Authored by SjoerdMeijer on Mar 20 2018, 3:29 AM.

Diff Detail

Repository
rL LLVM

Event Timeline

SjoerdMeijer created this revision.Mar 20 2018, 3:29 AM

Hi Sjoerd,

Looking at the vminmaxnm-safe.ll test file, there are many other condition code tests and patterns. Are these also relevant to FP16 as well?

cheers,
sam

Hi Sam, thanks for checking this and pointing this out. These instructions should be selected when 'fast math' is enabled. Tests in vminmaxnm-safe.ll are checking that this won't happen when fast math is not enabled, which I forgot to add. So I've added new file fp16-vminmaxnm-safe.ll. I've also moved the actual codegen tests to new file fp16-vminmaxnm.ll, because some cases were missing and there are a lot of them.
Cheers.

samparker added inline comments.Apr 12 2018, 1:51 AM
test/CodeGen/ARM/fp16-vminmaxnm-safe.ll
154 ↗(On Diff #142123)

Could you school an FP noob and explain why we don't expect two min instructions?
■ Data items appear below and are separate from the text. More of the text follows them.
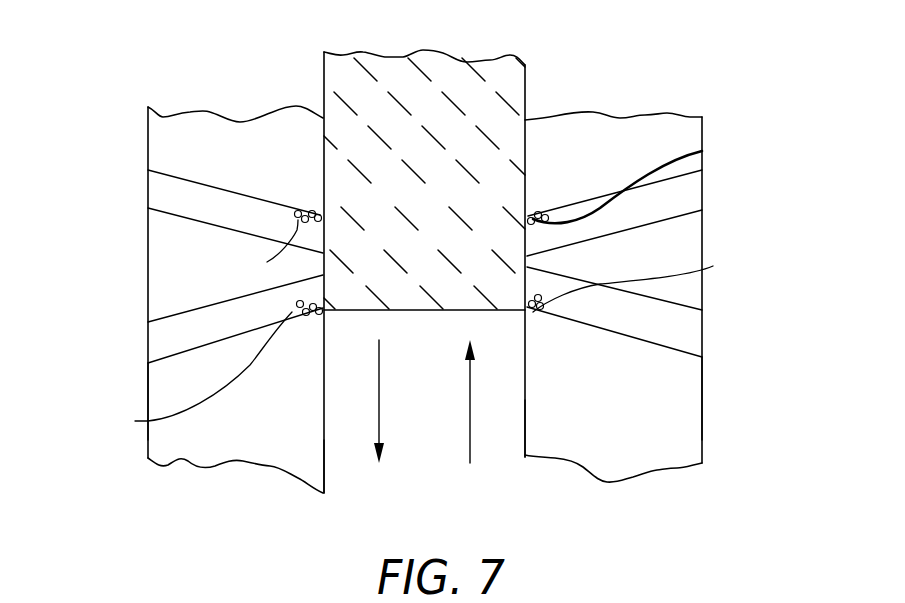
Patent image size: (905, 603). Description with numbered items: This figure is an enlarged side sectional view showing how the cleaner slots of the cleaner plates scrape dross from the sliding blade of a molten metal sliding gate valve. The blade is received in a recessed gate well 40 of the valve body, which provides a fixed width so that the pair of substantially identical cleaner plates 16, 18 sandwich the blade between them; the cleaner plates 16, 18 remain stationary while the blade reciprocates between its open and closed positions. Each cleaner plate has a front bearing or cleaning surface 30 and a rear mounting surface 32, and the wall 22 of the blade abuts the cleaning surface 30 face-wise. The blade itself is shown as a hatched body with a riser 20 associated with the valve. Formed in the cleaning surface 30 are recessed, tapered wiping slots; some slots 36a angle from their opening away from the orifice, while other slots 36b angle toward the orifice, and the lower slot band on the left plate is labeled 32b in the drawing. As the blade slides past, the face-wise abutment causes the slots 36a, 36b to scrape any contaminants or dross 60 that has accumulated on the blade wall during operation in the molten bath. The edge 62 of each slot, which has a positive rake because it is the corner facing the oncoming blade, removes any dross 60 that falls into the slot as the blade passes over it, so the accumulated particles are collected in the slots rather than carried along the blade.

The cleaner plate 16 is at (163, 240).
The cleaner plate 18 is at (687, 297).
The riser 20 is at (325, 140).
The wall 22 is at (525, 134).
The front bearing or cleaning surface 30 is at (324, 462).
The rear mounting surface 32 is at (148, 381).
The lower layer band 32b is at (163, 335).
The cleaning slot 36a is at (163, 190).
The cleaning slot 36b is at (688, 334).
The recessed gate well 40 is at (408, 402).
The dross 60 is at (435, 287).
The edge of slot 62 is at (318, 211).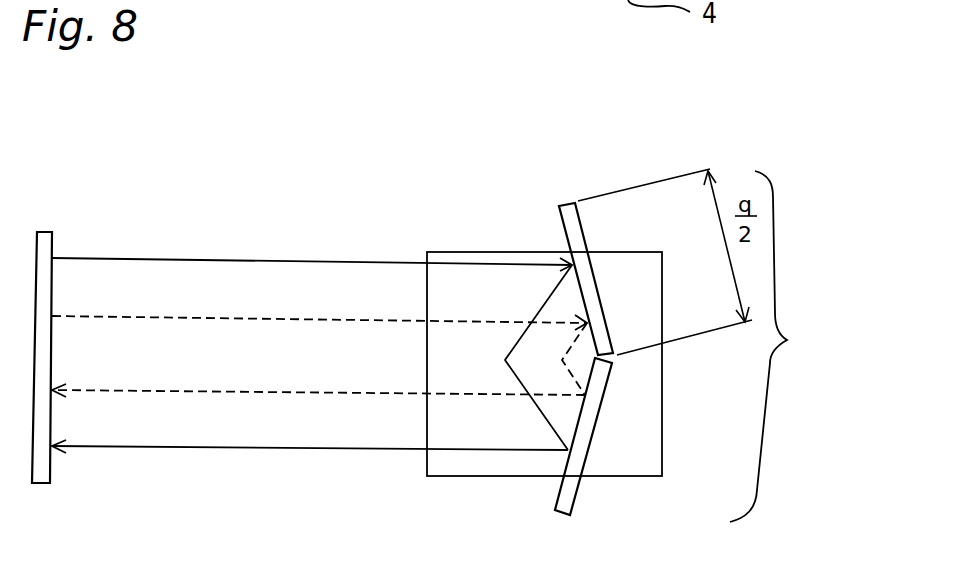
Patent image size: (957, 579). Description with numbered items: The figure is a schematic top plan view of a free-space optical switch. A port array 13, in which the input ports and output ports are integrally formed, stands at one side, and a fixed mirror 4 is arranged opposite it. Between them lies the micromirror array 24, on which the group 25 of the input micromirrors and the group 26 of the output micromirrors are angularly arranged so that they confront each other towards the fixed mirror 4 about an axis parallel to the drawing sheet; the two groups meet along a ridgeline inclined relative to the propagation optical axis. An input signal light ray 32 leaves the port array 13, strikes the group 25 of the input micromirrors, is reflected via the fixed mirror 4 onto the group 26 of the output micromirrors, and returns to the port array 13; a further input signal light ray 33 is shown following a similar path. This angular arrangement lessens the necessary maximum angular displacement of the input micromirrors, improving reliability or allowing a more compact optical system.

SjoerdMeijer updated this revision to Diff 142178.EditedApr 12 2018, 7:55 AM

Could you school an FP noob and explain why we don't expect two min instructions?

The VMINNM and VMAXNM variants handles NaNs in consistence with the IEEE754-2008 spec, the variants without NM apparently not.

Long story short, the initial selection dag of the "safe" tests contain nodes:

t14: f16 = fminnum t10, ConstantFP:f16<APFloat(18944)>
  t18: f16 = fminnan t14, ConstantFP:f16<APFloat(20544)>

whereas the "fast math" tests contain:

t14: f16 = fminnum t10, ConstantFP:f16<APFloat(18944)>
  t24: f16 = fminnum t14, ConstantFP:f16<APFloat(20544)>

as the "safe" test contains 1 fminnum node and 1 fminnan, we expect only 1 vminnm.

I forgot to mention, that due to your last comment, I had a closer look at the generated code and spotted a missed optimisation. Therefore I've also added a new pattern, as it was not always generating a vmin/vmax pattern. I've changed the "safe" tests to check the actual expected pattern; before the tests were not really great because they were not testing the full pattern.

samparker added a comment.EditedApr 13 2018, 12:12 AM

Hi Sjoerd,

Would you mind generating the tests with the llc_update script please? In their current state, they're not showing that codegen is correct. And thanks for the schooling!

cheers,

Thanks, I've updated the tests with more checks.

samparker accepted this revision.Apr 13 2018, 8:31 AM

LGTM, cheers!

This revision is now accepted and ready to land.Apr 13 2018, 8:31 AM
This revision was automatically updated to reflect the committed changes.